Harrisonburg’s Director of Communications Michael Parks said in addition to being in contact with JMU daily, the city is investigating additional ways to mitigate the spread of the virus, including developing a way to communicate directly with students. Parks said the number of cases and how rapidly they popped up is “alarming but not unexpected.”

“It would’ve been a miracle not to see a spike in cases,” Parks said. “We nearly doubled the size of the population of Harrisonburg.”

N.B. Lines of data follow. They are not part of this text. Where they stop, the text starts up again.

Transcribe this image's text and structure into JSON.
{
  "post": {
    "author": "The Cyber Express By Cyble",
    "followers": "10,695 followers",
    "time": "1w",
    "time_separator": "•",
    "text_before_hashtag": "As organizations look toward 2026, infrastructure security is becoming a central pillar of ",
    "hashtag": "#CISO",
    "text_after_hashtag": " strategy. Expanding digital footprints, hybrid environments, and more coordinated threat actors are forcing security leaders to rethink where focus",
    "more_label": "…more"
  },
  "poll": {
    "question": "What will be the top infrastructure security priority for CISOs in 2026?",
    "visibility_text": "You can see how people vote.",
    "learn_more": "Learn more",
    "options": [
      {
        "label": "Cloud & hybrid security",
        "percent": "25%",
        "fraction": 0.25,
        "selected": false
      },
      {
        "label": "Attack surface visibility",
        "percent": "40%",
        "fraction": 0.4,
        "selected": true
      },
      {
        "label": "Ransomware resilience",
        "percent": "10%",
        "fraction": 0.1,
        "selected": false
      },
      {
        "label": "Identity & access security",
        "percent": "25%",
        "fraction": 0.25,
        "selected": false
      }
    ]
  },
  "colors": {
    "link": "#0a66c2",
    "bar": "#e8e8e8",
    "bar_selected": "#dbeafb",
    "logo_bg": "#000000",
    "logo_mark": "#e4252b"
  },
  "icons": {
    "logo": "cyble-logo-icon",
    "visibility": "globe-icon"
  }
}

Although Read said she’s “confident” in JMU’s ability to reintroduce students on campus, Bernard said he “highly doubt[s]” students will be invited to return in October. He said he expected the university to monitor students’ daily check-ins on the LiveSafe app more rigorously — perhaps by requiring students to flash their green check denoting their symptomlessness before entering classrooms and dining halls — but Bernard said he experienced no repercussions for forgetting to conduct a daily check-in. He said he also navigated swarming dining halls and witnessed other students inappropriately wearing their masks.

“I prefer in-person classes,” Bernard said. “But I’m fully prepared for the email on September 25 that says, ‘Unfortunately, students, we cannot come back. We’ll try again in the spring.’”

Bernard said he thinks JMU should assign students dining times to cut down congestion and require entry testing before students return to campus — something JMU has expressed it won’t do, citing CDC recommendations.

Parks’ advice for students if they return is to stay home because “you’re safer in your pod.”

“Every single person has to do their part,” Parks said. “… Just one person not doing that can contribute to the spread … but we can’t force people to care about the wellbeing of this community.”